4 published verifications about Organisation For Economic Co-Operation And Development Organisation For Economic Co-Operation And Development ×
“Australia’s per-capita greenhouse gas emissions exceed 20 tCO2e in OECD datasets.”
Official OECD greenhouse-gas-per-capita series for Australia are above 20 tCO2e, including roughly 21.7 tCO2e in 2022 and 22.4 tCO2e in 2018. The strongest support comes from OECD’s own AIR_GHG data and is consistent with UNFCCC inventories. Lower figures seen elsewhere usually refer to CO2-only measures or different scopes, not the OECD total-GHG metric at issue.
“Using OECD Better Life Index data collected between 2016 and 2026, a majority of Western European countries score better than the United States on a majority of the OECD Better Life Index quality-of-life metrics.”
The claim overstates what the available evidence shows. OECD Better Life Index data are relevant, but the cited record does not provide the necessary country-by-country, metric-by-metric proof that a majority of Western European countries outperform the United States on a majority of BLI measures across 2016–2026. The scope of "Western Europe" is also unclear, and U.S. strengths on several BLI dimensions could change the result.
“In most OECD member-country electricity markets, the levelized cost of energy for new utility-scale solar photovoltaic power and new onshore wind power is lower than the levelized cost of energy for new natural-gas combined-cycle power plants.”
Available high-quality evidence supports the claim’s broad direction: new onshore wind, and often utility-scale solar, usually have lower project-level LCOE than new gas combined-cycle plants across much of the OECD. OECD cross-country data, plus recent U.S. and European studies, point the same way. The main limitation is incomplete OECD-wide coverage, and solar’s advantage depends more on local sunlight and gas-price conditions.

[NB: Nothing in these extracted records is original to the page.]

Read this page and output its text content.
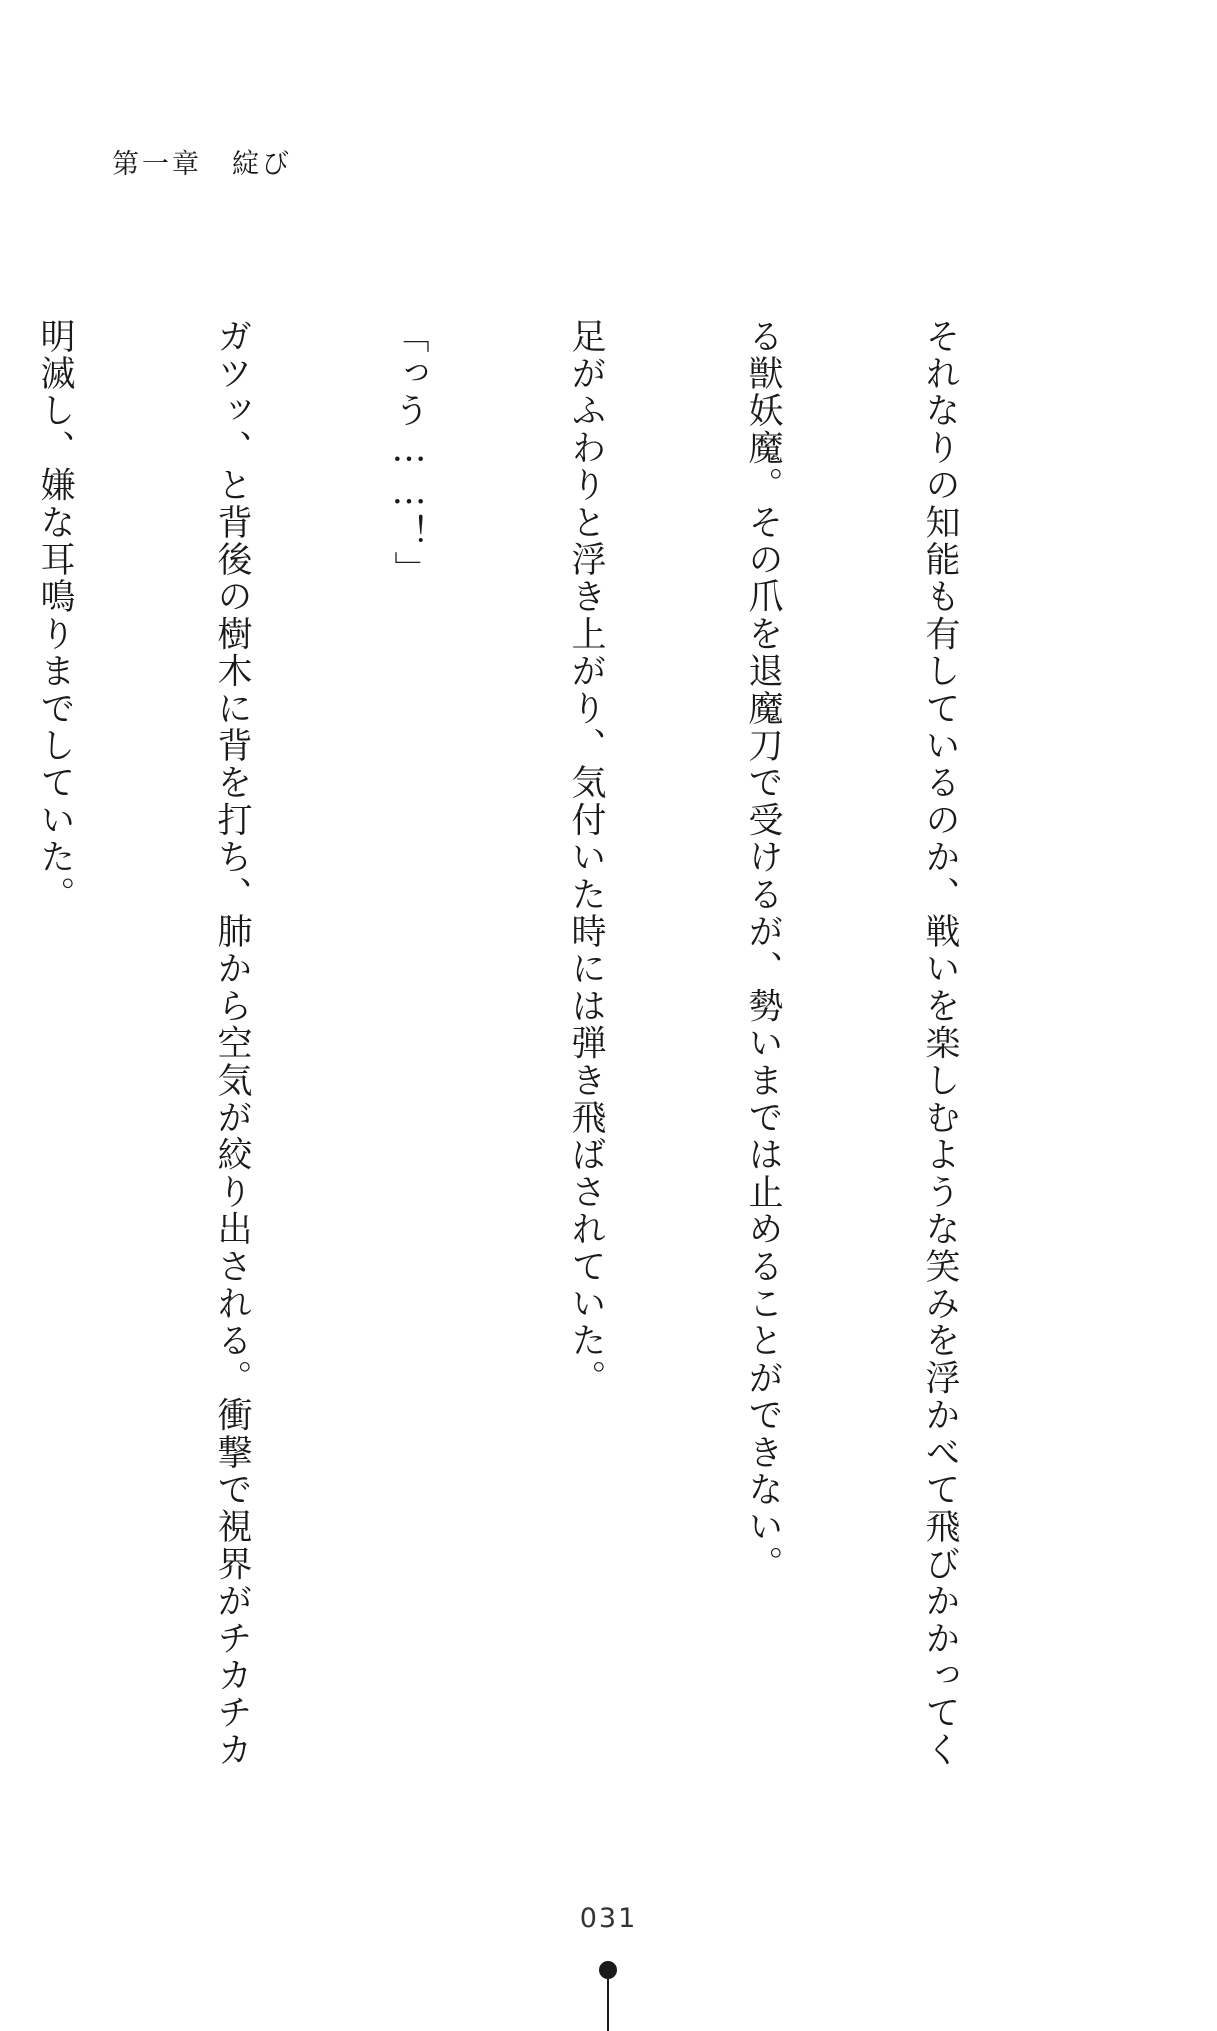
第一章　綻び

それなりの知能も有しているのか、戦いを楽しむような笑みを浮かべて飛びかかってく

る獣妖魔。その爪を退魔刀で受けるが、勢いまでは止めることができない。

足がふわりと浮き上がり、気付いた時には弾き飛ばされていた。

「っう……！」

ガツッ、と背後の樹木に背を打ち、肺から空気が絞り出される。衝撃で視界がチカチカ

明滅し、嫌な耳鳴りまでしていた。

031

“The Organisation for Economic Co-operation and Development (OECD) has issued a warning that children's data requires special protection due to the potential for misuse to have lifelong consequences.”
The OECD has indeed formally called for special protection of children's personal data and recognized that misuse can cause serious, long-term harms—making the claim substantively accurate. However, the specific phrase "lifelong consequences" does not appear verbatim in OECD documents; the closest such language comes from the European Data Protection Board. The claim is a reasonable paraphrase of the OECD's position but slightly overstates the explicitness of the organization's wording.